Western Suburbs Weekly - - Driveway - Matt Calvitto

TARAGO is one of the old­est name­plates in the multi-pur­pose ve­hi­cle (MPV) seg­ment and Toy­ota has pro­duced four gen­er­a­tions over three decades.

Since the Tarago made its de­but in Aus­tralia in 1983, the Aussie au­to­mo­tive land­scape has changed dra­mat­i­cally, es­pe­cially in re­cent times, where mo­torists have opted for a seven-seat SUV if they want to cart around nu­mer­ous peo­ple.

The cur­rent range starts with the Tarago GLI, priced from $45,490, and ex­tends all the way to the Tarago Ultima, priced from $65,600.

The Tarago GLX spec­i­fi­ca­tion that we sam­pled falls some­where in the mid­dle of the range, with prices start­ing from $47,990.

Stan­dard equip­ment in­cludes satel­lite nav­i­ga­tion, re­vers­ing cam­era, eight seats and tri-zone cli­mate con­trol.

The driv­e­train for GLI and GLX mod­els is a 2.4-litre four-cylin­der en­gine mated to a con­tin­u­ously vari­able trans­mis­sion that drives the front wheels.

The Ultima is fit­ted with Toy­ota's lovely 3.5-litre V6 and sixspeed au­to­matic and front-wheel drive, the driv­e­train also used in the Au­rion and Kluger.

Buy­ers who want more grunt – and if you're cart­ing around a lot of peo­ple and their gear, we sus­pect you will – the GLI and GLX ver­sions can be op­tioned with the V6, but it does add a sig­nif­i­cant premium.

The Tarago GLX V6 as tested is priced from $55,990, plus op­tions and on-road costs. It's an $8000 premium over the four-cylin­der ver­sion.

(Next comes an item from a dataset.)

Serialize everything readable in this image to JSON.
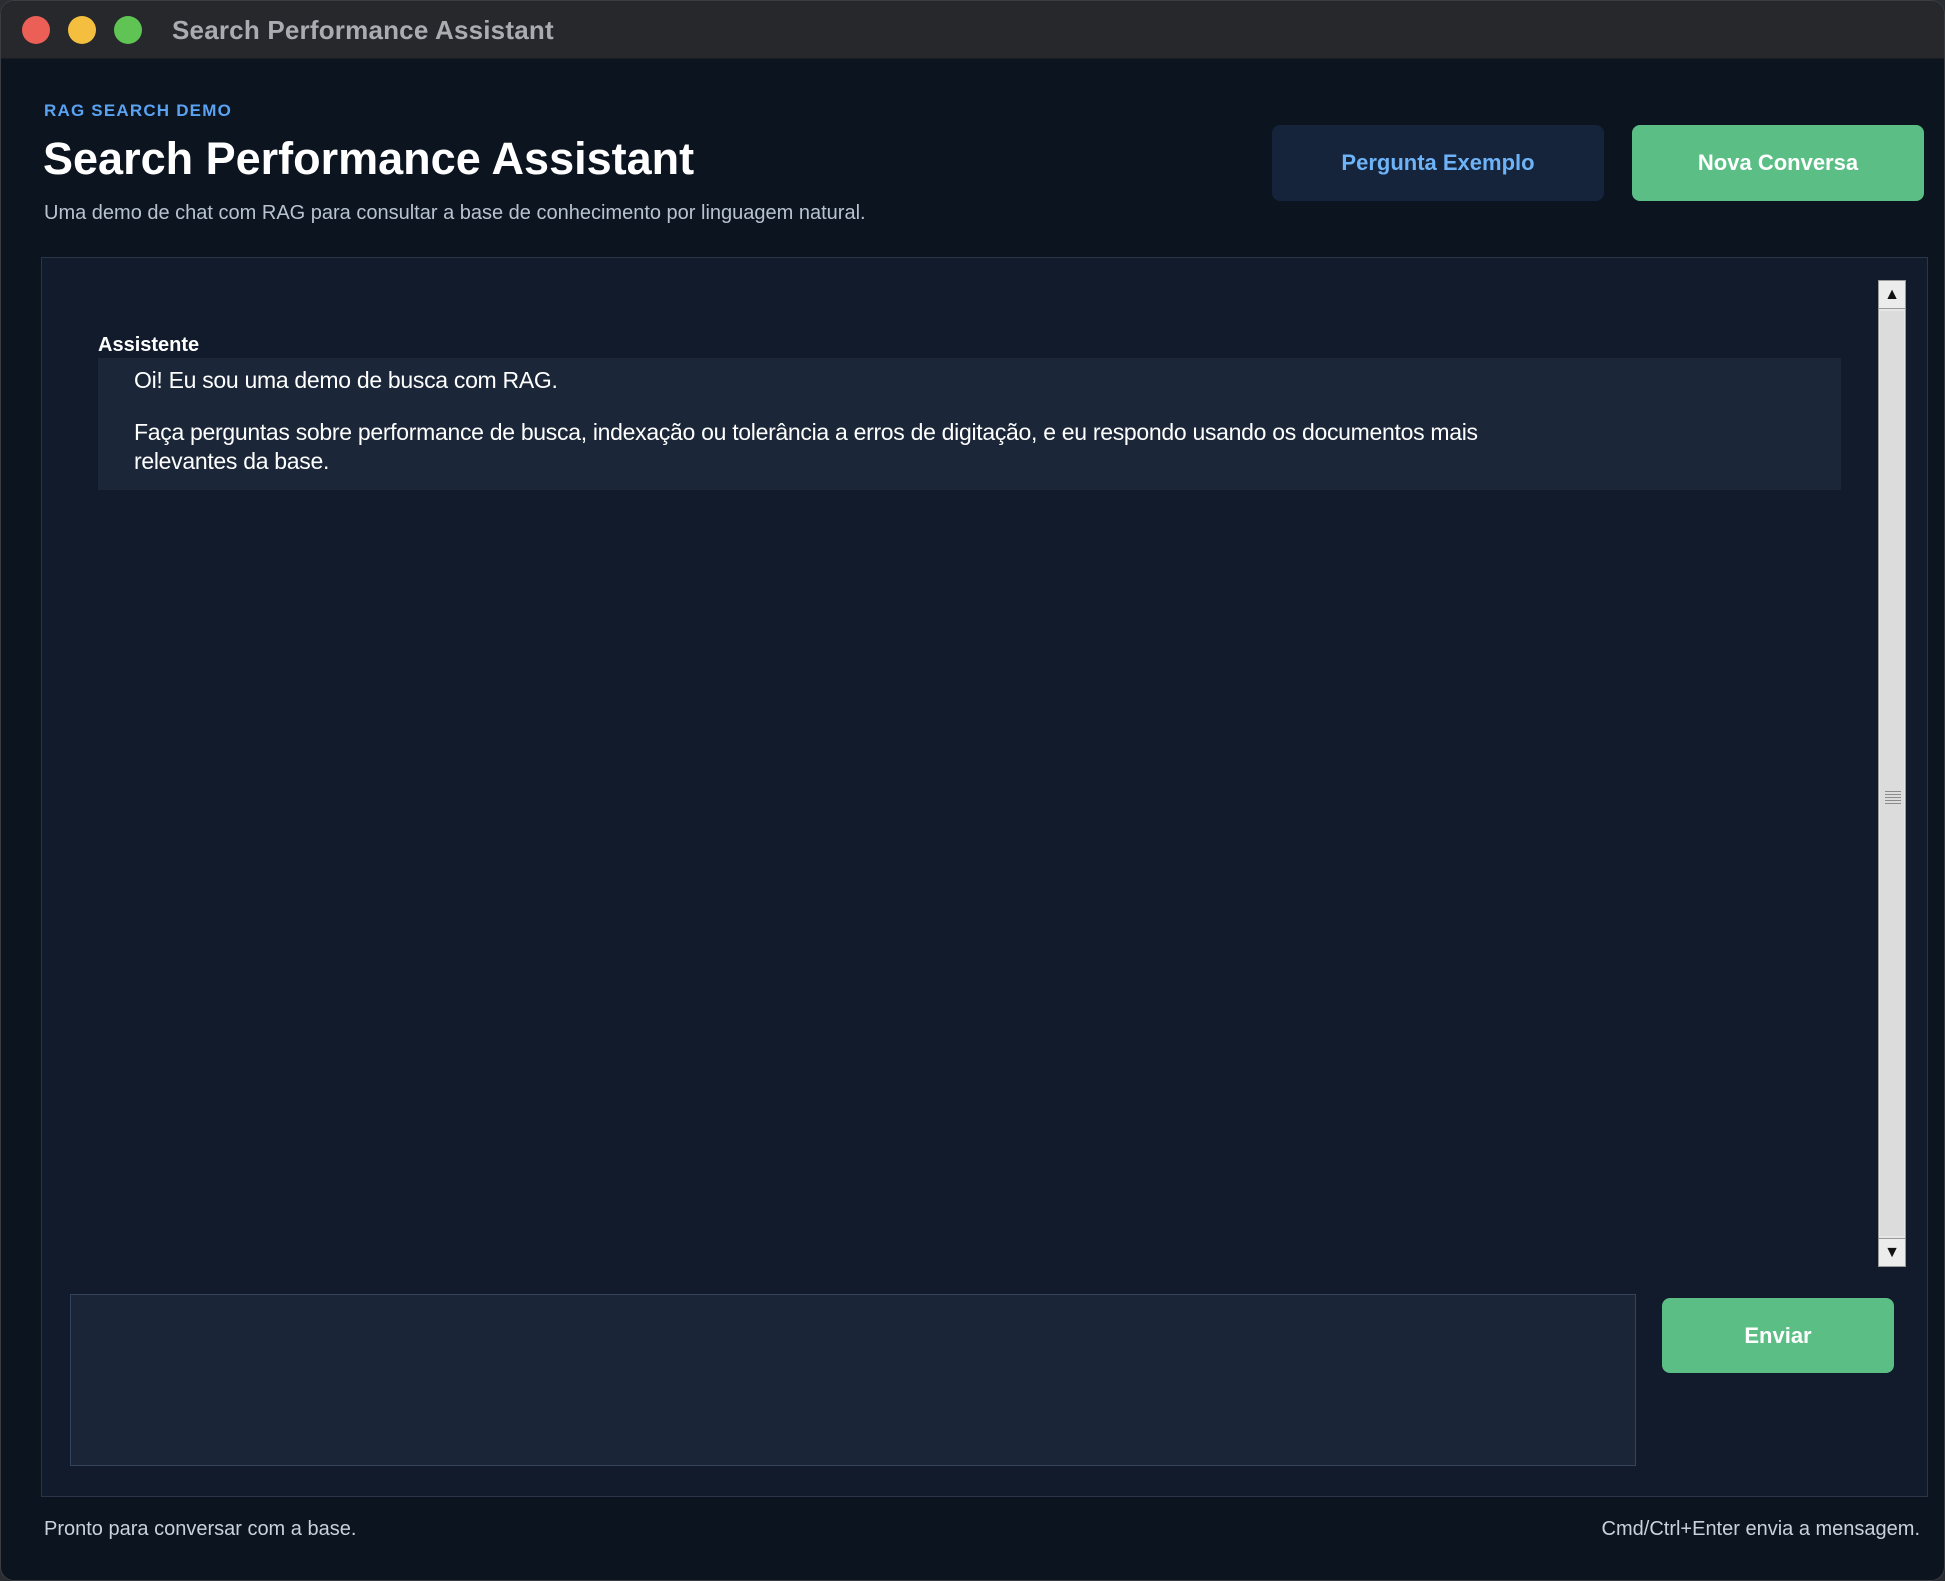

It's worth not­ing that GLI mod­els have eight seats as stan­dard, whereas any­thing in GLX trim or above only have seven.

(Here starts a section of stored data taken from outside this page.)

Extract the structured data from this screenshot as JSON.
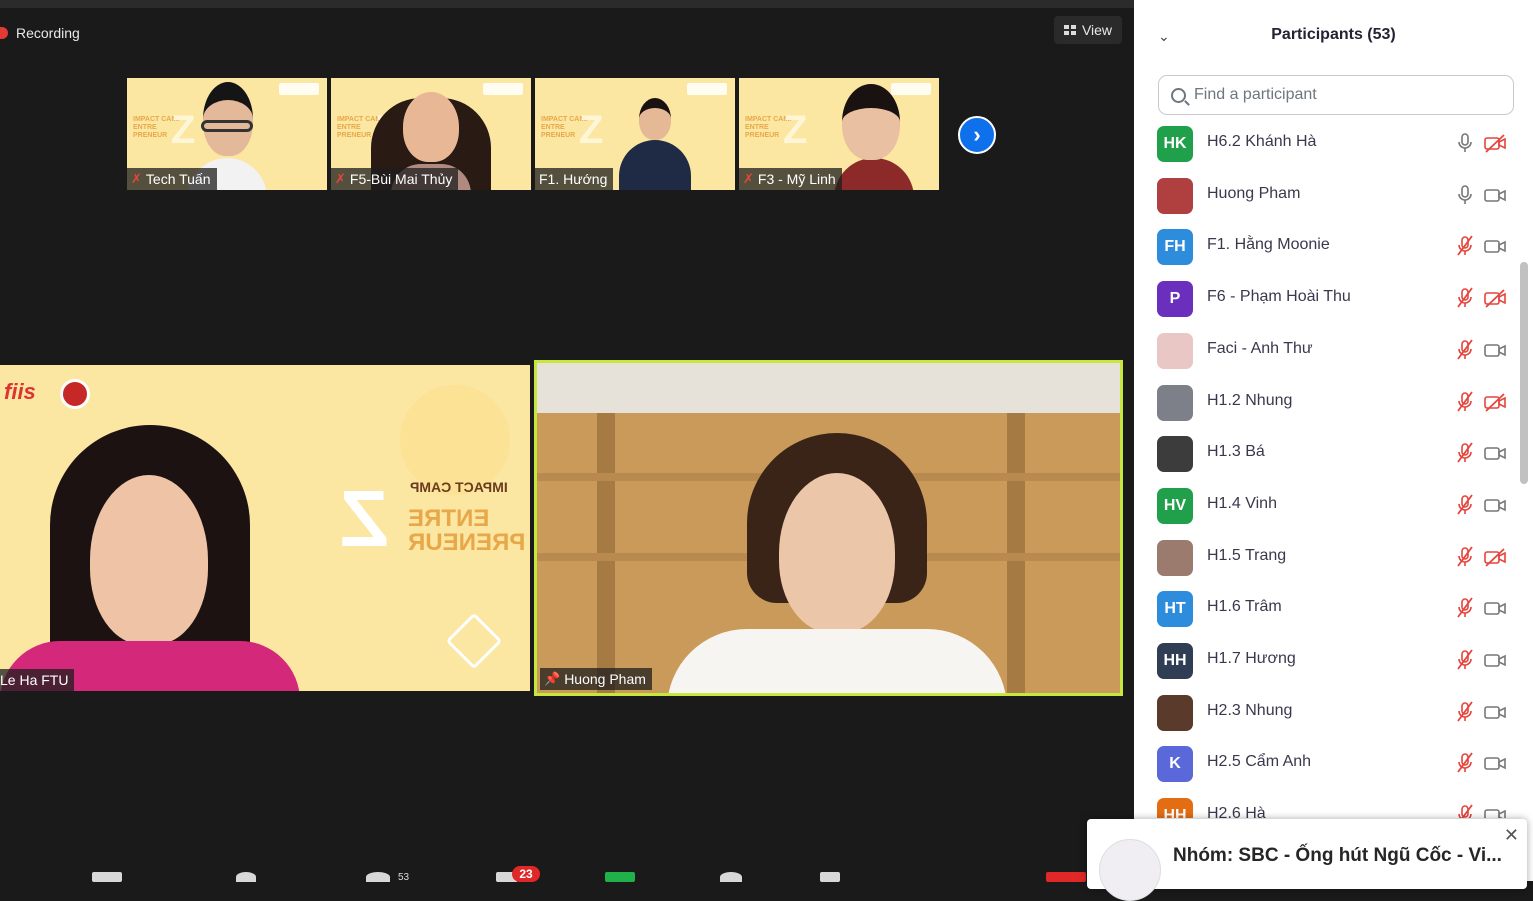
{
  "recording": {
    "label": "Recording"
  },
  "view_button": {
    "label": "View"
  },
  "thumbnails": [
    {
      "name": "Tech Tuấn",
      "muted": true
    },
    {
      "name": "F5-Bùi Mai Thủy",
      "muted": true
    },
    {
      "name": "F1. Hướng",
      "muted": false
    },
    {
      "name": "F3 - Mỹ Linh",
      "muted": true
    }
  ],
  "thumb_branding": {
    "camp": "IMPACT CAMP",
    "entre": "ENTRE",
    "preneur": "PRENEUR",
    "z": "Z",
    "brand": "fiis"
  },
  "main_videos": {
    "left": {
      "name": "Le Ha FTU",
      "backdrop_camp": "IMPACT CAMP",
      "backdrop_entre": "ENTRE",
      "backdrop_preneur": "PRENEUR",
      "backdrop_z": "Z",
      "brand": "fiis"
    },
    "right": {
      "name": "Huong Pham",
      "pinned": true
    }
  },
  "toolbar": {
    "participants_count": "53",
    "chat_badge": "23"
  },
  "panel": {
    "title": "Participants (53)",
    "search_placeholder": "Find a participant",
    "participants": [
      {
        "initials": "HK",
        "name": "H6.2 Khánh Hà",
        "avatar_color": "#21a04b",
        "mic": "on",
        "video": "off"
      },
      {
        "initials": "",
        "name": "Huong Pham",
        "avatar_color": "#b04040",
        "mic": "on",
        "video": "on"
      },
      {
        "initials": "FH",
        "name": "F1. Hằng Moonie",
        "avatar_color": "#2d8cdc",
        "mic": "muted",
        "video": "on"
      },
      {
        "initials": "P",
        "name": "F6 - Phạm Hoài Thu",
        "avatar_color": "#6b2fbd",
        "mic": "muted",
        "video": "off"
      },
      {
        "initials": "",
        "name": "Faci - Anh Thư",
        "avatar_color": "#e8c7c5",
        "mic": "muted",
        "video": "on"
      },
      {
        "initials": "",
        "name": "H1.2 Nhung",
        "avatar_color": "#7d8089",
        "mic": "muted",
        "video": "off"
      },
      {
        "initials": "",
        "name": "H1.3 Bá",
        "avatar_color": "#3c3c3c",
        "mic": "muted",
        "video": "on"
      },
      {
        "initials": "HV",
        "name": "H1.4 Vinh",
        "avatar_color": "#21a04b",
        "mic": "muted",
        "video": "on"
      },
      {
        "initials": "",
        "name": "H1.5 Trang",
        "avatar_color": "#9a7b6d",
        "mic": "muted",
        "video": "off"
      },
      {
        "initials": "HT",
        "name": "H1.6 Trâm",
        "avatar_color": "#2d8cdc",
        "mic": "muted",
        "video": "on"
      },
      {
        "initials": "HH",
        "name": "H1.7 Hương",
        "avatar_color": "#2f3e55",
        "mic": "muted",
        "video": "on"
      },
      {
        "initials": "",
        "name": "H2.3 Nhung",
        "avatar_color": "#5a3a2a",
        "mic": "muted",
        "video": "on"
      },
      {
        "initials": "K",
        "name": "H2.5 Cẩm Anh",
        "avatar_color": "#5b68d9",
        "mic": "muted",
        "video": "on"
      },
      {
        "initials": "HH",
        "name": "H2.6 Hà",
        "avatar_color": "#e36d13",
        "mic": "muted",
        "video": "on"
      }
    ]
  },
  "notification": {
    "text": "Nhóm: SBC - Ống hút Ngũ Cốc - Vi..."
  },
  "colors": {
    "active_speaker": "#c6e83e",
    "accent_blue": "#0e71eb",
    "muted_red": "#e5453c",
    "badge_red": "#e02828"
  }
}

So, for your $55,990, you get seven seats – the mid­dle row are in­di­vid­ual cap­tain chairs with built-in re­cline func­tion – satel­lite nav­i­ga­tion, a re­vers­ing cam­era, front and rear park­ing sen­sors, heated front seats, elec­tri­cally op­er­ated slid­ing doors that can be con­trolled from the key fob and suede/leatherette trim.

That 3.5-litre V6 churns out a po­tent 202kw and 340Nm, so the big Tarago will move off from stand­still rather rapidly, even chirp­ing the front tyres if you're cal­lous with the ac­cel­er­a­tor.

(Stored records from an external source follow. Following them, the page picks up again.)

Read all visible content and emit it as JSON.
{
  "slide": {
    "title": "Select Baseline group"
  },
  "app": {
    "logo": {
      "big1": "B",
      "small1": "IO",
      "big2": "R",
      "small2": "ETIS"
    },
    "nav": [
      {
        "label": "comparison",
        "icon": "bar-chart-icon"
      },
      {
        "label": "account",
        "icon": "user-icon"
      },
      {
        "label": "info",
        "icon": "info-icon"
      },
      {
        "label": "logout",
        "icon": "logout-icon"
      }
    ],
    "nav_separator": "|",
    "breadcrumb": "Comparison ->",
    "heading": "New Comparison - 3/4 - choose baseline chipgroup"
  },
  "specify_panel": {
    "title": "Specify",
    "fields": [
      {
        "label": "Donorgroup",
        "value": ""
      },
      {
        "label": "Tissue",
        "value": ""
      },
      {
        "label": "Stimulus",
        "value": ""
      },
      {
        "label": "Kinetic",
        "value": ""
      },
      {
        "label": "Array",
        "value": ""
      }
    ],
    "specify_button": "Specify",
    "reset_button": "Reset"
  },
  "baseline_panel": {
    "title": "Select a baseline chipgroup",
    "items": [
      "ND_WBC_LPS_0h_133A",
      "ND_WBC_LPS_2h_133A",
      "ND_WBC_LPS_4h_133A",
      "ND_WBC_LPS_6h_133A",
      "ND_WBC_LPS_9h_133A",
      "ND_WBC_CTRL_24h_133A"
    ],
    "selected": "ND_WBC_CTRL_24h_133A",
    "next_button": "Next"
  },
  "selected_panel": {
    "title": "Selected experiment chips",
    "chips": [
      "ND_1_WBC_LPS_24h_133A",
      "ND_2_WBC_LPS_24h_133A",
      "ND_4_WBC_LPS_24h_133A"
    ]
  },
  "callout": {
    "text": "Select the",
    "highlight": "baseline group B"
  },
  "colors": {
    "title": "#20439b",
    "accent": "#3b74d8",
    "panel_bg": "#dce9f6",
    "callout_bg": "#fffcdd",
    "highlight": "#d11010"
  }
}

Toy­ota claimed com­bined fuel con­sump­tion is 10.3litres/100km, but we av­er­aged about 12.3 litres on the com­bined cy­cle. This en­gine de­mands premium fuel, too.

Once on the move, the Tarago is a mixed bag. It al­ways has am­ple power but at the same time it feels like a big, tall and long peo­ple bus.

At low speeds, though, the steer­ing is light and it felt sur­pris­ingly ma­noeu­vrable. This should make ne­go­ti­at­ing school carparks a dod­dle.

Even with all three rows of seat­ing in place, all seven pas­sen­gers are seated with am­ple space and com­fort. And there's a huge boot too, which most seven-seat SUVS can't claim.

The Tarago has quite pos­si­bly the biggest cen­tre con­sole in the world. It can store snacks, ipads, lap­tops, an­other seven peo­ple.

For its ask­ing price, you don't re­ally get a lot of fam­ily-friendly en­ter­tain­ment equip­ment. There's only one USB port and no tray ta­bles on the back of the seats.

Ver­dict: It does the peo­ple­mover thing quite well, but has a dated de­sign and ba­sic equip­ment lev­els. An in-car DVD sys­tem wouldn't cost Toy­ota a for­tune and would strengthen the Tarago GLX as a new-car propo­si­tion for fam­i­lies with small chil­dren.

Toy­ota's multi-seat Tarago GLX is big on space.